住友グループの中核企業 ハードウェアからITサービスへシフト
日本電気はITサービスの大手です。設立は1899年、条約改正を機に国内初の外資系企業として誕生しました。住友グループとの関係は、1920年に電線事業の譲受を機に当時の住友財閥と資本提携を結んだこと、1932年に経営を委託したことに由来します。
日本電気は、長期的には製造業として成長してきました。電機メーカーをイメージする人も多いでしょう。たしかに機器の製造や販売も事業範囲ですが、ハードウェア関連の事業は縮小傾向です。

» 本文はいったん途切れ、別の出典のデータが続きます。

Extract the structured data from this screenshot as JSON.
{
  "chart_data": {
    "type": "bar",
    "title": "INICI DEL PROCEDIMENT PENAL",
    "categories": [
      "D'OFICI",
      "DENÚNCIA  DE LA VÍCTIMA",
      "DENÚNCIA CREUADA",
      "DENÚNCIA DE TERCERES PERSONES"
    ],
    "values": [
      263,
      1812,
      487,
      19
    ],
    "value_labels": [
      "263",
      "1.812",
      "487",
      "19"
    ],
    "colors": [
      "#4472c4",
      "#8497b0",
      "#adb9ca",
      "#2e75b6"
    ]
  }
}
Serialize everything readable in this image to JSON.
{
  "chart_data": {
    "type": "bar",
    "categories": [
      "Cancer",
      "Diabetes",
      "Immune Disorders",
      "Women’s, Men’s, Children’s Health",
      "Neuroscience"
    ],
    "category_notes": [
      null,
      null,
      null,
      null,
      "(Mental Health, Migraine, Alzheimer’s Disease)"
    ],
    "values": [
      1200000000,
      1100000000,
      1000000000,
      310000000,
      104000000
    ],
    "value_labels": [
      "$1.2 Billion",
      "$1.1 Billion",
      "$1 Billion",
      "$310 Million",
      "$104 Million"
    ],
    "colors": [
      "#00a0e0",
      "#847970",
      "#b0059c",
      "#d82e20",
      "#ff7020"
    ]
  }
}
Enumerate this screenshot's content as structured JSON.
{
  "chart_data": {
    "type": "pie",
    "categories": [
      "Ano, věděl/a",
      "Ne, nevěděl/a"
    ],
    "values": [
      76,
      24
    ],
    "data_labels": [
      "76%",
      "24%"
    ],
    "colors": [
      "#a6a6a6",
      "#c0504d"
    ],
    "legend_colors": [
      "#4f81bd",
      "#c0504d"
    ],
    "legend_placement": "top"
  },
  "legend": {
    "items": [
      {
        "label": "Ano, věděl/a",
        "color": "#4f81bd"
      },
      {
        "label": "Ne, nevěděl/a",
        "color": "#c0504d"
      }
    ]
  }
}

たとえば、半導体事業は日立製作所や三菱電機と統合(現・ルネサスエレクトロニクス)して分離したほか、パソコン事業は中国のレノボと統合しました。さらに携帯電話端末からは撤退、ディスプレイ事業もシャープとの統合に伴い比重は低下しています。
ハードウェアに代わり、現在の日本電気を支えるのがサービスです。コンサルティングを含むシステム開発のSI(システム・インテグレーション)や、通信インフラ関連のサービスなどが収益を支えます。機器の提供は、主にこれらの事業に付随するものです。
【日本電気のセグメント情報(2024年3月期)】
※調整後営業利益:営業利益から買収で認識した無形資産の償却費とM&A関連費用を控除したもの
主な顧客は公官庁や通信事業者で、売り上げの74.5% は国内です(2024年3月期)。海外はM&A も活用しつつ拡大しています。近年は2018年の英ノースゲート社(現・NECソフトウェア・ソリューションズ・ユーケー)を皮切りに、2019年にデンマークのケーエムディ社、2020年にはスイスのアバロク社と、相次いで買収を実施します。